Cet après-midi je vais chercher Iliane à la gare, puis nous faisons route vers C. où elle va passer six jours en stage. Daniel doit aussi participer à ce stage. Tous deux espèrent ainsi évacuer des tensions dans leur relation.

Nous passons une heure ensemble dans un endroit ensoleillé, mais le désir s’enlise… Le soir, je la laisse sur son lieu de stage, une bâtisse ancienne hideusement retapée (volets métalliques bleu ciel) entourée d’un jardin aménagé sans goût. Elle aime ce lieu.

Cinq jours plus tard elle m’appelle pour m’annoncer qu’elle ne souhaite pas me revoir en chemin au retour du stage. Elle est épuisée et a besoin de se « recentrer ». J’entends derrière elle la voix de Daniel qui lui demande de décider si elle profitera de sa voiture…

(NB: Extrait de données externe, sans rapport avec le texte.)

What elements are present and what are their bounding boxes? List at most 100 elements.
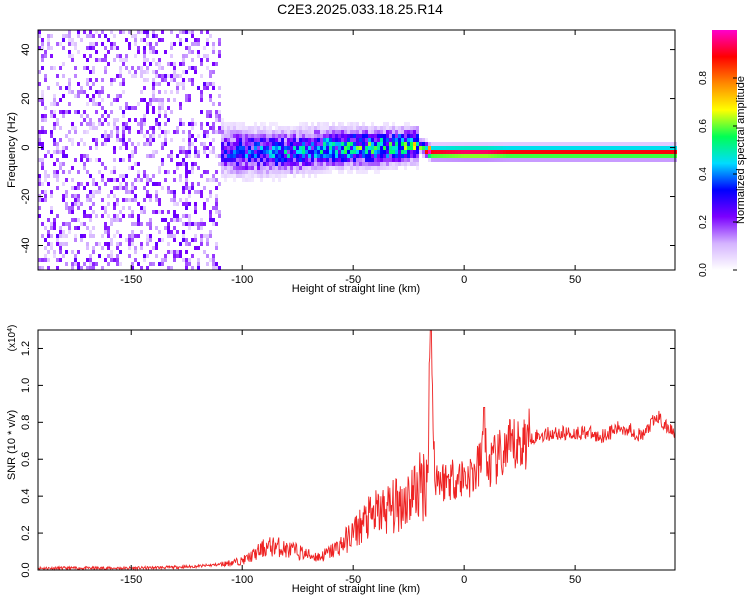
heatmap-cell bbox=[404, 138, 407, 142]
heatmap-cell bbox=[215, 222, 218, 226]
heatmap-cell bbox=[110, 42, 113, 46]
heatmap-cell bbox=[500, 158, 503, 162]
heatmap-cell bbox=[185, 154, 188, 158]
heatmap-cell bbox=[41, 126, 44, 130]
heatmap-cell bbox=[389, 158, 392, 162]
heatmap-cell bbox=[143, 134, 146, 138]
heatmap-cell bbox=[443, 150, 446, 154]
heatmap-cell bbox=[344, 146, 347, 150]
heatmap-cell bbox=[362, 166, 365, 170]
heatmap-cell bbox=[191, 162, 194, 166]
heatmap-cell bbox=[254, 142, 257, 146]
heatmap-cell bbox=[515, 154, 518, 158]
heatmap-cell bbox=[140, 266, 143, 270]
y-tick-label: -40 bbox=[20, 238, 32, 254]
heatmap-cell bbox=[212, 102, 215, 106]
heatmap-cell bbox=[464, 154, 467, 158]
heatmap-cell bbox=[401, 138, 404, 142]
heatmap-cell bbox=[95, 58, 98, 62]
heatmap-cell bbox=[83, 186, 86, 190]
heatmap-cell bbox=[260, 158, 263, 162]
heatmap-cell bbox=[407, 130, 410, 134]
heatmap-cell bbox=[38, 98, 41, 102]
heatmap-cell bbox=[440, 150, 443, 154]
heatmap-cell bbox=[182, 158, 185, 162]
heatmap-cell bbox=[524, 150, 527, 154]
heatmap-cell bbox=[149, 178, 152, 182]
heatmap-cell bbox=[362, 146, 365, 150]
heatmap-cell bbox=[188, 262, 191, 266]
heatmap-cell bbox=[413, 130, 416, 134]
heatmap-cell bbox=[275, 134, 278, 138]
heatmap-cell bbox=[185, 38, 188, 42]
heatmap-cell bbox=[134, 150, 137, 154]
heatmap-cell bbox=[314, 134, 317, 138]
heatmap-cell bbox=[431, 154, 434, 158]
heatmap-cell bbox=[95, 142, 98, 146]
heatmap-cell bbox=[584, 150, 587, 154]
heatmap-cell bbox=[188, 194, 191, 198]
heatmap-cell bbox=[236, 150, 239, 154]
heatmap-cell bbox=[170, 46, 173, 50]
heatmap-cell bbox=[56, 118, 59, 122]
heatmap-cell bbox=[335, 138, 338, 142]
heatmap-cell bbox=[260, 150, 263, 154]
heatmap-cell bbox=[59, 42, 62, 46]
heatmap-cell bbox=[188, 242, 191, 246]
heatmap-cell bbox=[290, 162, 293, 166]
heatmap-cell bbox=[113, 166, 116, 170]
heatmap-cell bbox=[416, 138, 419, 142]
heatmap-cell bbox=[497, 158, 500, 162]
heatmap-cell bbox=[164, 134, 167, 138]
heatmap-cell bbox=[269, 166, 272, 170]
heatmap-cell bbox=[140, 90, 143, 94]
heatmap-cell bbox=[608, 158, 611, 162]
heatmap-cell bbox=[62, 170, 65, 174]
heatmap-cell bbox=[410, 126, 413, 130]
heatmap-cell bbox=[77, 110, 80, 114]
heatmap-cell bbox=[128, 118, 131, 122]
heatmap-cell bbox=[149, 42, 152, 46]
heatmap-cell bbox=[98, 58, 101, 62]
heatmap-cell bbox=[413, 150, 416, 154]
heatmap-cell bbox=[287, 146, 290, 150]
heatmap-cell bbox=[287, 126, 290, 130]
heatmap-cell bbox=[470, 142, 473, 146]
heatmap-cell bbox=[41, 90, 44, 94]
heatmap-cell bbox=[248, 138, 251, 142]
heatmap-cell bbox=[320, 158, 323, 162]
heatmap-cell bbox=[65, 234, 68, 238]
heatmap-cell bbox=[377, 154, 380, 158]
heatmap-cell bbox=[236, 154, 239, 158]
heatmap-cell bbox=[74, 198, 77, 202]
snr-series bbox=[37, 329, 676, 572]
heatmap-cell bbox=[194, 138, 197, 142]
heatmap-cell bbox=[383, 158, 386, 162]
heatmap-cell bbox=[350, 158, 353, 162]
heatmap-cell bbox=[404, 126, 407, 130]
heatmap-cell bbox=[266, 162, 269, 166]
heatmap-cell bbox=[383, 122, 386, 126]
heatmap-cell bbox=[143, 38, 146, 42]
heatmap-cell bbox=[482, 146, 485, 150]
heatmap-cell bbox=[248, 134, 251, 138]
heatmap-cell bbox=[92, 42, 95, 46]
heatmap-cell bbox=[305, 166, 308, 170]
heatmap-cell bbox=[116, 134, 119, 138]
heatmap-cell bbox=[395, 150, 398, 154]
heatmap-cell bbox=[401, 154, 404, 158]
heatmap-cell bbox=[59, 234, 62, 238]
heatmap-cell bbox=[269, 126, 272, 130]
heatmap-cell bbox=[539, 146, 542, 150]
heatmap-cell bbox=[437, 150, 440, 154]
heatmap-cell bbox=[344, 138, 347, 142]
heatmap-cell bbox=[578, 158, 581, 162]
heatmap-cell bbox=[542, 158, 545, 162]
heatmap-cell bbox=[242, 142, 245, 146]
heatmap-cell bbox=[194, 70, 197, 74]
heatmap-cell bbox=[599, 150, 602, 154]
heatmap-cell bbox=[155, 246, 158, 250]
heatmap-cell bbox=[416, 158, 419, 162]
heatmap-cell bbox=[416, 146, 419, 150]
heatmap-cell bbox=[128, 246, 131, 250]
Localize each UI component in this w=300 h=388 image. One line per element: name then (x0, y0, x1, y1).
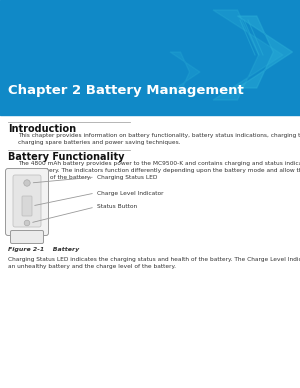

Je ne ressens rien de particulier. Je nous sens « déconnectés », sans regret ni tristesse. Je crains toutefois qu’elle soit sous la coupe de gens qui ont réponse à tout. Or j’ai besoin de vivre avec des gens qui prennent du recul par rapport à leurs idées et en acceptent une lecture critique.

Le 28 septembre, elle m’écrit :
Peut-être ne sommes-nous faits que pour faire l’amour quand on est ensemble ? :-)
Vendredi 8 octobre 2004

Iliane m’appelle. Nous ne nous sommes pas parlé depuis un mois. Elle vit une nouvelle relation avec Jérémie, un homme de la même ville.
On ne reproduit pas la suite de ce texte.